Nice mix of basic generating function manipulation and Pigeonhole! Most gen func problems are bland and either have a completely algebraic or completely combinatorial solution, but here it was cool to see Pigeonhole take care of some messy algebra for us. Define the generating function \[ f(x_1,\ldots,x_{17})=\prod_{1\leq i<j\leq 17} (x_i+\cdots+x_j). \]By RoUF, we want to show that \[ S := \frac{1}{4^{17}} \sum_{x_i^4=1} f(x_1,\ldots,x_{17}) \]is divisible by $17$. Consider all polynomials over $\mathbb{F}_{17}[X]$ going forward. Since $4$ and $13$ are the only solutions to $x^2+1\equiv 0 \pmod{17}$, we can assume WLOG that $i \equiv 4 \pmod{17}$ henceforth, so \[ S = \frac{1}{4^{17}} \sum_{x_i=\pm 1, \pm 4} f(x_1,\ldots,x_{17}). \]In fact, we have a stronger claim: Claim: $f(x_1,\ldots,x_{17})$ is identically zero over $\mathbb{F}_{17}^{17}$. Proof. It suffices to show that there exist integers $j \leq k$ such that $x_j +\ldots+x_k=0$. Consider the prefix sums \[ a_i = x_1+\ldots+x_i \]for $1 \leq i \leq 17$. If two $a_i$ are congruent modulo 17, then we are done. If no two $a_i$ are congruent modulo 17, then by Pigeonhole, there exists $a_j$ congruent to zero modulo 17, which also finishes. Thus the claim is true. We conclude.

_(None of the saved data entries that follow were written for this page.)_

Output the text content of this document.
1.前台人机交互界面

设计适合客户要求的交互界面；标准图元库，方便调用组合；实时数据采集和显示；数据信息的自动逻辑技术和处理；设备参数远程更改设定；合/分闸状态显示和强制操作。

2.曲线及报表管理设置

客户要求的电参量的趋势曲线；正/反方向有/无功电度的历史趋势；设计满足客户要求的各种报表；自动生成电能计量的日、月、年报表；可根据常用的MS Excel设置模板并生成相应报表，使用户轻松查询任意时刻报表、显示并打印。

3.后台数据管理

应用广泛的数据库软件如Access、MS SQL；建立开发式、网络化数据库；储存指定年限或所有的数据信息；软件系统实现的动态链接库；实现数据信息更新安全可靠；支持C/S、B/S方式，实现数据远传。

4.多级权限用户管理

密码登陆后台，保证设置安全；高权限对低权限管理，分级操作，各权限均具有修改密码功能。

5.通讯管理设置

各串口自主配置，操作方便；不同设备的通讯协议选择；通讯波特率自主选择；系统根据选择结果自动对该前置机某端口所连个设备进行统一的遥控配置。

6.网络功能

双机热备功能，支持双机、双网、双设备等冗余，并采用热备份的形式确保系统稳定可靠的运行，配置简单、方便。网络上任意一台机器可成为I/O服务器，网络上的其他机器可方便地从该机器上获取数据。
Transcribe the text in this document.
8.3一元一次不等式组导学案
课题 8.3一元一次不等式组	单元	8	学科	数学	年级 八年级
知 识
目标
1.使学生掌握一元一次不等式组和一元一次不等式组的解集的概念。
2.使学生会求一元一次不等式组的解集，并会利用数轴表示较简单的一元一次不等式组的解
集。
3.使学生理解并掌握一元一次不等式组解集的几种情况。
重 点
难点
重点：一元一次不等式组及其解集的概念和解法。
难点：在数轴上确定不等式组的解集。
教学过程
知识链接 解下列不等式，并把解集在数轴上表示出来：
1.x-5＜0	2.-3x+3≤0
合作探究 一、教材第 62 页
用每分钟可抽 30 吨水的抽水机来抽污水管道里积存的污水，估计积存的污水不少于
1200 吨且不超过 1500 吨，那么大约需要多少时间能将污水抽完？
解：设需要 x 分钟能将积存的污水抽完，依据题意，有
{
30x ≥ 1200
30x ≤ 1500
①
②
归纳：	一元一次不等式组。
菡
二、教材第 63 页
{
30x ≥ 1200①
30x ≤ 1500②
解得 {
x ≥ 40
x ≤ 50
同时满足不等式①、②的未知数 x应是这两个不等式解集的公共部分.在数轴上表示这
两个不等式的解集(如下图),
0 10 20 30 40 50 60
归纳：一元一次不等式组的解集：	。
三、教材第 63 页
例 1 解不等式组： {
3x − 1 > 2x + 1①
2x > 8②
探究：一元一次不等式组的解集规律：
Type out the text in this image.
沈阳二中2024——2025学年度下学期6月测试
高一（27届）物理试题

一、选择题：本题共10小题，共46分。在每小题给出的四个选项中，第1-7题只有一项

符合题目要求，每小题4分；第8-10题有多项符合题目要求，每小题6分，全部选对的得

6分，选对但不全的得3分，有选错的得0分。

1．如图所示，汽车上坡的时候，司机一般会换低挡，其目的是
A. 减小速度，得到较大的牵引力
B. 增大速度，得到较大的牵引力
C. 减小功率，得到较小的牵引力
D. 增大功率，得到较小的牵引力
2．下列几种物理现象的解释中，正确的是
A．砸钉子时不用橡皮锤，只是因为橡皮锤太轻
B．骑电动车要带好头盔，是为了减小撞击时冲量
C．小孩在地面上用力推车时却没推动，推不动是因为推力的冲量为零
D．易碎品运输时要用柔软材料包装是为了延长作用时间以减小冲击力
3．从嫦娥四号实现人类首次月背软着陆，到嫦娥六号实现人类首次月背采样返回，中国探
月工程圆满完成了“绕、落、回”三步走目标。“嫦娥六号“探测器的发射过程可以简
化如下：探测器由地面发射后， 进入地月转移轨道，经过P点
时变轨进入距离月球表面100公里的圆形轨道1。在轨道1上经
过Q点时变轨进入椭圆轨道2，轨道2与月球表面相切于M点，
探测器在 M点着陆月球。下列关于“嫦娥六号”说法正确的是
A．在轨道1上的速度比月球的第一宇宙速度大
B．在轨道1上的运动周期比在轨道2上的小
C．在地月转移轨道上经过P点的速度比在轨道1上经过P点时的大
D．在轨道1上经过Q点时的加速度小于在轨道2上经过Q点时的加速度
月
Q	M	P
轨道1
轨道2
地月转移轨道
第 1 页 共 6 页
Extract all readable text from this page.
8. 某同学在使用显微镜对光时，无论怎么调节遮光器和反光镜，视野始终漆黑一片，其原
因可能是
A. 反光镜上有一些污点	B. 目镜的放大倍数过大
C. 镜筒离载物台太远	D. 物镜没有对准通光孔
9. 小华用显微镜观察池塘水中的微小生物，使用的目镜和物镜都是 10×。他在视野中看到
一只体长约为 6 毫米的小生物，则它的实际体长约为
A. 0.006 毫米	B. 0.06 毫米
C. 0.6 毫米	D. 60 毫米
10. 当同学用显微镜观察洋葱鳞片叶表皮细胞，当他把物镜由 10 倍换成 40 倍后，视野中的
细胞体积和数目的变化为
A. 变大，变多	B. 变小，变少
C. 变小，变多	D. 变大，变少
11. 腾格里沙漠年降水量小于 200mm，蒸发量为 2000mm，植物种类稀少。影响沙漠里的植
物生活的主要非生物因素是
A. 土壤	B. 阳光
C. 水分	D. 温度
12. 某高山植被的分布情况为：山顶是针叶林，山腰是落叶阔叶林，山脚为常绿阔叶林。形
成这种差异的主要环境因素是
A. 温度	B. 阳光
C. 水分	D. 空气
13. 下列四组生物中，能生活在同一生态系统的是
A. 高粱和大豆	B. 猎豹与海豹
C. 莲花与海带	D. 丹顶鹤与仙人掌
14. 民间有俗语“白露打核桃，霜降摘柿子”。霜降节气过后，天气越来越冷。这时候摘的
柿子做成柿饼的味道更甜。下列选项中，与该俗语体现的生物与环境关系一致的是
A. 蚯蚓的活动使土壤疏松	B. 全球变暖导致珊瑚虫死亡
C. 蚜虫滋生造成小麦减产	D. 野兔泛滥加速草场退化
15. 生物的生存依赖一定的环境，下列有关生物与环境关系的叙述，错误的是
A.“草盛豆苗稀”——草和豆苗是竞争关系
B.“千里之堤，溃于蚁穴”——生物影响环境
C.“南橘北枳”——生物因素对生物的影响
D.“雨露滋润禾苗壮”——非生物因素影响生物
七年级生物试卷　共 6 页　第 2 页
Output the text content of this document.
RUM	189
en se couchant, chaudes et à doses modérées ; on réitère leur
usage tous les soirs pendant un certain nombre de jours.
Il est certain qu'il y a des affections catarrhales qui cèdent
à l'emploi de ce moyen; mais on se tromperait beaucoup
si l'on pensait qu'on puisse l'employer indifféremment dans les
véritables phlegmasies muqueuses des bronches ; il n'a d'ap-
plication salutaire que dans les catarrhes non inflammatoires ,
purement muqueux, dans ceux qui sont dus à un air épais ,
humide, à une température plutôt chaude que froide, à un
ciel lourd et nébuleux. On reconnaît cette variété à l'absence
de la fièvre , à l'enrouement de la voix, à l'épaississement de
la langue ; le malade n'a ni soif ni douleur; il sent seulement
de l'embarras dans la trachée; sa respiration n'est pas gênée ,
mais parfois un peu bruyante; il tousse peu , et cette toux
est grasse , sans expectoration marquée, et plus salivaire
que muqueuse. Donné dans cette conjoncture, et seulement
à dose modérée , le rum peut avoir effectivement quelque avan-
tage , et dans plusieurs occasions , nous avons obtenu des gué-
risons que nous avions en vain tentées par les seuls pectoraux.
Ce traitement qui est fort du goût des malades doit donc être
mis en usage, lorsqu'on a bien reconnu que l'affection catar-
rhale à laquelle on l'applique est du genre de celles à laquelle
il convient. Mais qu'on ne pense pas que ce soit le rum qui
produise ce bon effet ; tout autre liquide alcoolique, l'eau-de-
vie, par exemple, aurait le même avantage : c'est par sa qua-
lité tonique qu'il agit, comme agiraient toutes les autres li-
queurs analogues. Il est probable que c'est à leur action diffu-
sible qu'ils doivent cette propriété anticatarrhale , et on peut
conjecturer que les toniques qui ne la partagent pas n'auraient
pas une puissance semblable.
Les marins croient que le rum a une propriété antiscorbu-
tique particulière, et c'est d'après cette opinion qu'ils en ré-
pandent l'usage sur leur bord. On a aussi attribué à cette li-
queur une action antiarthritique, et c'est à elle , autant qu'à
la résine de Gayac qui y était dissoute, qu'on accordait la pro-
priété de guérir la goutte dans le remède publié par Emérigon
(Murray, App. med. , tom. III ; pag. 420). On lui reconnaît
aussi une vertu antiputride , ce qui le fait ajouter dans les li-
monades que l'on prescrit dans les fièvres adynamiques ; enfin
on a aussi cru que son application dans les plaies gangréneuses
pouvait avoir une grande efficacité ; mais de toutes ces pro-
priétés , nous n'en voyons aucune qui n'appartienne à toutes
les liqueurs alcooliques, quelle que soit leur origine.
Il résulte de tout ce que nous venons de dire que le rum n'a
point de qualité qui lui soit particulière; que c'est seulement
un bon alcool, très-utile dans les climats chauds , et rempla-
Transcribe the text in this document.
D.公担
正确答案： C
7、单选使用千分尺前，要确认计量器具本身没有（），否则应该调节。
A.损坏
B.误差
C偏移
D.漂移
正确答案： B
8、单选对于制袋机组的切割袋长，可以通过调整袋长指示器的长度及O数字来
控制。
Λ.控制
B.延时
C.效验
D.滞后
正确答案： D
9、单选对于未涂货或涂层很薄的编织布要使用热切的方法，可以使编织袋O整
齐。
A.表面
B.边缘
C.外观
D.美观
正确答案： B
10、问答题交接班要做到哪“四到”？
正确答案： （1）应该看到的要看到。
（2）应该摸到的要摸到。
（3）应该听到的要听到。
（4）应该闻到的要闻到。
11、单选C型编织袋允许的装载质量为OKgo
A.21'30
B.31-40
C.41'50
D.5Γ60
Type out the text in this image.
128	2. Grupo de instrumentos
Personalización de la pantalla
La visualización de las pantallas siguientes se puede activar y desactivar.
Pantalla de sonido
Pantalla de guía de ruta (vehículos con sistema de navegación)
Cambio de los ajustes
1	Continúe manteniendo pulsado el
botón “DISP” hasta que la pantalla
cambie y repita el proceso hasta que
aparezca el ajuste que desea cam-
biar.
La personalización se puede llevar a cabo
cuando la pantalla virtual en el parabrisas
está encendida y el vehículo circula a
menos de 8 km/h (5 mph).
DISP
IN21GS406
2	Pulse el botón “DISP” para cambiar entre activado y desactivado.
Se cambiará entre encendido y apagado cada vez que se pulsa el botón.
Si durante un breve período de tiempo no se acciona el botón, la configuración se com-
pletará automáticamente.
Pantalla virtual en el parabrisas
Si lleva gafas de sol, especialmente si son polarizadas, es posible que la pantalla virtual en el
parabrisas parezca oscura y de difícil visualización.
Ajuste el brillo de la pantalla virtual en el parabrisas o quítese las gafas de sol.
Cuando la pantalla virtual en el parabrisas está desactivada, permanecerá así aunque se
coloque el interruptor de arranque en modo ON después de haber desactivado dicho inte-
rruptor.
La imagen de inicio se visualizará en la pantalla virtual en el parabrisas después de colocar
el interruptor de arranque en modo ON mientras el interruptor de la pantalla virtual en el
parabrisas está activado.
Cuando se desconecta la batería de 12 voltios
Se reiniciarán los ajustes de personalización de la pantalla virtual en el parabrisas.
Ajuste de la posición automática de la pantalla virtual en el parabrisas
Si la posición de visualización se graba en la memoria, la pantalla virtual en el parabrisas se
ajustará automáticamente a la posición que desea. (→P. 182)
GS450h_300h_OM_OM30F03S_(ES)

Was this day in reverse difficulty order? Define a generating function $$f(x_1,\dots,x_{17}) = \sum_{1\le i<j\le 17}\left(x_i+x_{i+1}+\dots+x_j\right).$$ Then the number of ways $N$ to assign leaders is precisely the sum of the coefficients of all terms in which the degree of every $x_i$ is a multiple of $4$. To extract this, we apply a roots of unity filter mod $17$: $$N\equiv\frac{1}{4^{17}}\sum_{(x_1,\dots,x_{17})\in \{4,-1,-4,-1\}^{17}} f(x_1,\dots,x_{17})\pmod{17}$$ (this works because $4$ is a primitive $4^{\text{th}}$ root of unity mod $17$). In fact, we claim that each individual term in this sum is divisible by $17$. Indeed, by PHP $2$ of the prefix sums $0, x_1, x_1+x_2, \dots, x_1+x_2+\dots+x_{17}$ are equivalent mod $17$. Clearly they are nonconsecutive since the $x_i$ are nonzero, so their difference, which is a factor in $f(x_1,\dots,x_{17})$, is a multiple of $17$, as desired.

By roots of unity filter, the number of possible assignments is $$\frac{\sum_{a_1,\dots a_{17}\in \{1,-1,i,-i\}}(a_1+a_2)(a_1+a_2+a_3)\dots(a_{16}+a_{17})}{4^{17}}.$$Taking this mod $17$, we want $$\sum_{a_1,\dots a_{17}\in \{1,-1,4,-4\}}(a_1+a_2)(a_1+a_2+a_3)\dots(a_{16}+a_{17})\equiv 0\pmod{17}$$since $1,-1,4,-4$ are the fourth roots of unity mod $17$. Let $s_i=a_1+a_2+\dots+a_i$ denote the $i$th prefix sum of the $a_i$ (we let $s_0=0$). This then becomes $$\sum_{a_1,\dots a_{17}\in \{1,-1,4,-4\}}(s_2-s_0)(s_3-s_0)\dots(s_{17}-s_0)(s_3-s_1)\dots\dots(s_{17}-s_{15})\pmod{17}$$(essentially the product of differences of all pairs of non-consecutive $s_i$). Clearly, some two of $s_0$ through $s_{17}$ are the same (mod $17$). Furthermore, no two consecutive $s_i$ are the same, as we are adding $1$, $-1$, $4$, or $-4$ at each step. Thus, there exist two nonconsecutive $s_i$ that are equal, so the entire summand is $0\pmod{17}$. Furthermore, this is true regardless of our choices of $a_1\dots a_{17}$ (!!!) so we are done.